Kat gave me an odd look. “Check he isn’t serious before you say anything. Maybe he was looking for the best time to tell you. It’s not public yet. His grandfather was the one who leaked it to the press.”
“We have a date tonight.”
“He probably plans to tell you then. Maybe try act surprised?”
“Is that the cousin advice of the year?”
“Yes.” She grabbed my teapot and filled her empty coffee cup. I tried not to look at the sticky, gritty milk residue that floated in her tea. How long had the cup been sitting on the table before I arrived? I slid my cup away from my hand. I was done with tea for the day.
“How many members of our family know about magic?”
“The only people who don’t know are your parents and Ralph.
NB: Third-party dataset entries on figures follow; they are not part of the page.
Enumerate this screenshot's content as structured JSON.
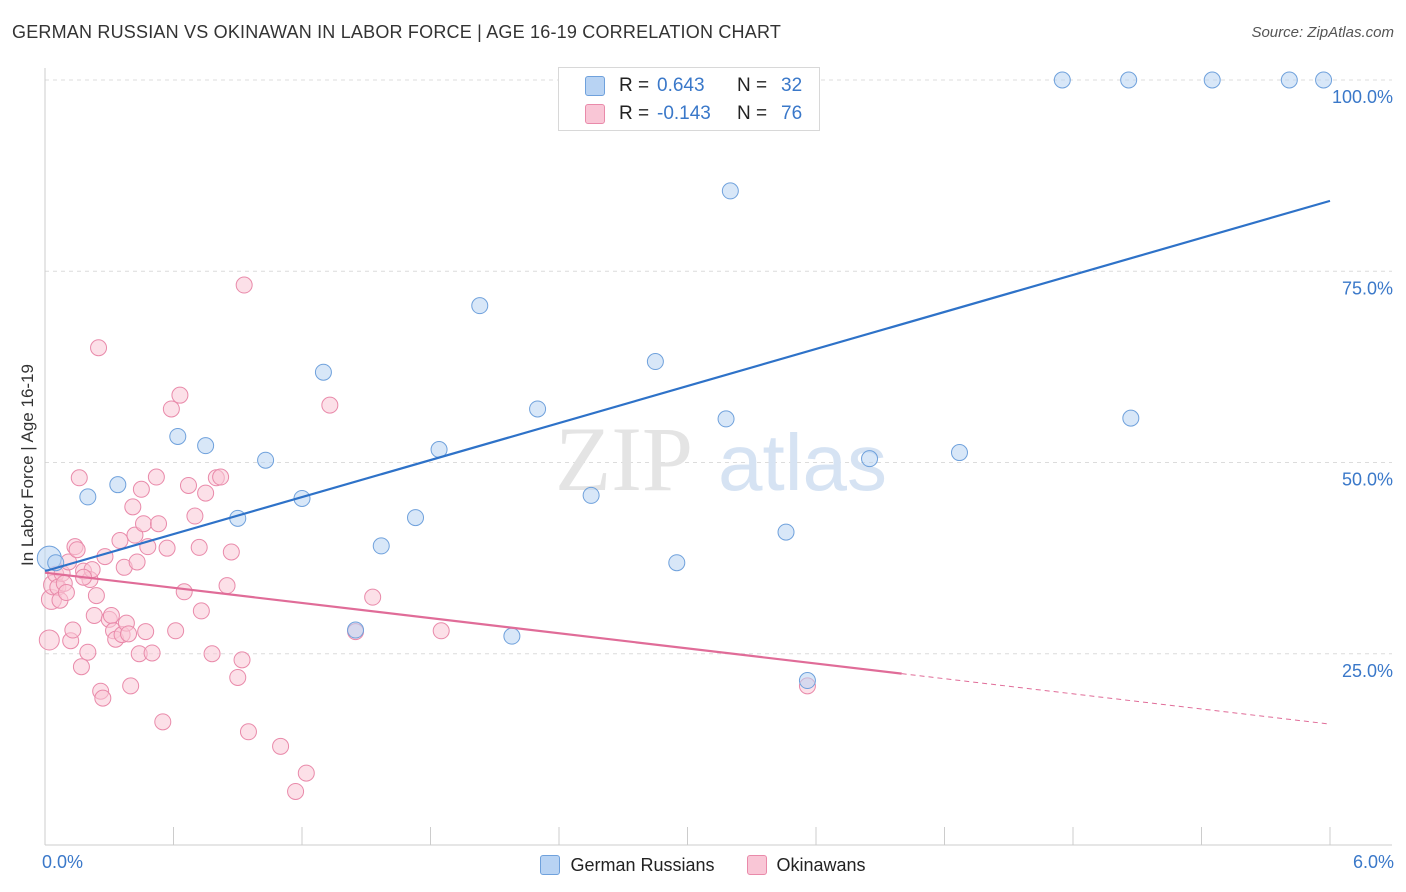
{
  "title": "GERMAN RUSSIAN VS OKINAWAN IN LABOR FORCE | AGE 16-19 CORRELATION CHART",
  "source": "Source: ZipAtlas.com",
  "watermark": {
    "zip": "ZIP",
    "atlas": "atlas"
  },
  "stats": {
    "series1": {
      "r_label": "R =",
      "r_value": "0.643",
      "n_label": "N =",
      "n_value": "32"
    },
    "series2": {
      "r_label": "R =",
      "r_value": "-0.143",
      "n_label": "N =",
      "n_value": "76"
    }
  },
  "colors": {
    "blue_fill": "#b8d3f3",
    "blue_stroke": "#6fa1dc",
    "blue_line": "#2e72c8",
    "pink_fill": "#f9c6d6",
    "pink_stroke": "#e98aaa",
    "pink_line": "#e06c98",
    "axis_text": "#3a78c9",
    "grid": "#dcdcdc"
  },
  "chart_data": {
    "type": "scatter",
    "title": "GERMAN RUSSIAN VS OKINAWAN IN LABOR FORCE | AGE 16-19 CORRELATION CHART",
    "xlabel": "",
    "ylabel": "In Labor Force | Age 16-19",
    "xlim": [
      0,
      6
    ],
    "ylim": [
      0,
      100
    ],
    "x_tick_labels": [
      "0.0%",
      "6.0%"
    ],
    "y_ticks": [
      25,
      50,
      75,
      100
    ],
    "y_tick_labels": [
      "25.0%",
      "50.0%",
      "75.0%",
      "100.0%"
    ],
    "grid": true,
    "series": [
      {
        "name": "German Russians",
        "r": 0.643,
        "n": 32,
        "trend": {
          "x0": 0.0,
          "y0": 35.8,
          "x1": 6.0,
          "y1": 84.2
        },
        "points": [
          [
            0.02,
            37.5
          ],
          [
            0.05,
            36.9
          ],
          [
            0.2,
            45.5
          ],
          [
            0.34,
            47.1
          ],
          [
            0.62,
            53.4
          ],
          [
            0.75,
            52.2
          ],
          [
            0.9,
            42.7
          ],
          [
            1.03,
            50.3
          ],
          [
            1.2,
            45.3
          ],
          [
            1.3,
            61.8
          ],
          [
            1.45,
            28.1
          ],
          [
            1.57,
            39.1
          ],
          [
            1.73,
            42.8
          ],
          [
            1.84,
            51.7
          ],
          [
            2.03,
            70.5
          ],
          [
            2.18,
            27.3
          ],
          [
            2.3,
            57.0
          ],
          [
            2.55,
            45.7
          ],
          [
            2.85,
            63.2
          ],
          [
            2.95,
            36.9
          ],
          [
            3.18,
            55.7
          ],
          [
            3.2,
            85.5
          ],
          [
            3.46,
            40.9
          ],
          [
            3.56,
            21.5
          ],
          [
            3.85,
            50.5
          ],
          [
            4.27,
            51.3
          ],
          [
            4.75,
            100.0
          ],
          [
            5.06,
            100.0
          ],
          [
            5.07,
            55.8
          ],
          [
            5.45,
            100.0
          ],
          [
            5.81,
            100.0
          ],
          [
            5.97,
            100.0
          ]
        ]
      },
      {
        "name": "Okinawans",
        "r": -0.143,
        "n": 76,
        "trend": {
          "x0": 0.0,
          "y0": 35.6,
          "x1": 4.0,
          "y1": 22.4
        },
        "trend_dashed": {
          "x0": 4.0,
          "y0": 22.4,
          "x1": 6.0,
          "y1": 15.8
        },
        "points": [
          [
            0.02,
            26.8
          ],
          [
            0.03,
            32.1
          ],
          [
            0.04,
            34.0
          ],
          [
            0.05,
            35.4
          ],
          [
            0.06,
            33.7
          ],
          [
            0.07,
            32.0
          ],
          [
            0.08,
            35.5
          ],
          [
            0.09,
            34.2
          ],
          [
            0.1,
            33.0
          ],
          [
            0.11,
            37.0
          ],
          [
            0.12,
            26.7
          ],
          [
            0.13,
            28.1
          ],
          [
            0.14,
            39.0
          ],
          [
            0.15,
            38.6
          ],
          [
            0.16,
            48.0
          ],
          [
            0.17,
            23.3
          ],
          [
            0.18,
            35.8
          ],
          [
            0.2,
            25.2
          ],
          [
            0.21,
            34.7
          ],
          [
            0.22,
            36.0
          ],
          [
            0.23,
            30.0
          ],
          [
            0.24,
            32.6
          ],
          [
            0.25,
            65.0
          ],
          [
            0.26,
            20.1
          ],
          [
            0.27,
            19.2
          ],
          [
            0.28,
            37.7
          ],
          [
            0.3,
            29.5
          ],
          [
            0.31,
            30.0
          ],
          [
            0.32,
            28.0
          ],
          [
            0.33,
            26.9
          ],
          [
            0.35,
            39.8
          ],
          [
            0.36,
            27.5
          ],
          [
            0.37,
            36.3
          ],
          [
            0.38,
            29.0
          ],
          [
            0.39,
            27.6
          ],
          [
            0.4,
            20.8
          ],
          [
            0.41,
            44.2
          ],
          [
            0.42,
            40.5
          ],
          [
            0.43,
            37.0
          ],
          [
            0.44,
            25.0
          ],
          [
            0.45,
            46.5
          ],
          [
            0.46,
            42.0
          ],
          [
            0.47,
            27.9
          ],
          [
            0.48,
            39.0
          ],
          [
            0.5,
            25.1
          ],
          [
            0.52,
            48.1
          ],
          [
            0.53,
            42.0
          ],
          [
            0.55,
            16.1
          ],
          [
            0.57,
            38.8
          ],
          [
            0.59,
            57.0
          ],
          [
            0.61,
            28.0
          ],
          [
            0.63,
            58.8
          ],
          [
            0.65,
            33.1
          ],
          [
            0.67,
            47.0
          ],
          [
            0.7,
            43.0
          ],
          [
            0.72,
            38.9
          ],
          [
            0.73,
            30.6
          ],
          [
            0.75,
            46.0
          ],
          [
            0.78,
            25.0
          ],
          [
            0.8,
            48.0
          ],
          [
            0.82,
            48.1
          ],
          [
            0.85,
            33.9
          ],
          [
            0.87,
            38.3
          ],
          [
            0.9,
            21.9
          ],
          [
            0.92,
            24.2
          ],
          [
            0.93,
            73.2
          ],
          [
            0.95,
            14.8
          ],
          [
            1.1,
            12.9
          ],
          [
            1.17,
            7.0
          ],
          [
            1.22,
            9.4
          ],
          [
            1.33,
            57.5
          ],
          [
            1.45,
            27.9
          ],
          [
            1.53,
            32.4
          ],
          [
            1.85,
            28.0
          ],
          [
            3.56,
            20.8
          ],
          [
            0.18,
            35.0
          ]
        ]
      }
    ]
  },
  "legend": {
    "items": [
      {
        "name": "German Russians"
      },
      {
        "name": "Okinawans"
      }
    ]
  }
}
If someone doesn’t know it’s because they’re not a good fit for magic.”
“Not a good fit?”
“They tested you just before you went into first grade, and you got cut. Everyone who has magical parents or grandparents is allowed to take the test.”
“A test I took when I was six decided the course of my life?”
“It takes a long time to learn magic. Primary school kids are socialised with the Mortals and taught base level spells in after school classes. We specialise in high schools like Dunn Academy. After graduation, most take apprenticeships or traineeships. There are university courses, but those are for the top ten per cent of Mages or those who need Mundane degrees.”
“You never wanted to tell me?”
Kat looked into her tea. “It’s more important than ever to keep the secret. Mortals have nuclear weapons, enough power to destroy the world, many times over. Magic isn’t enough to keep us safe from those who fear us anymore.”
“There’s that word again, Mortal. Magic doesn’t make anyone special.”
“Dex.” She reached out to touch me.
I pulled away from her and stood up. I left the Diner, dropping the money for our drinks on the counter.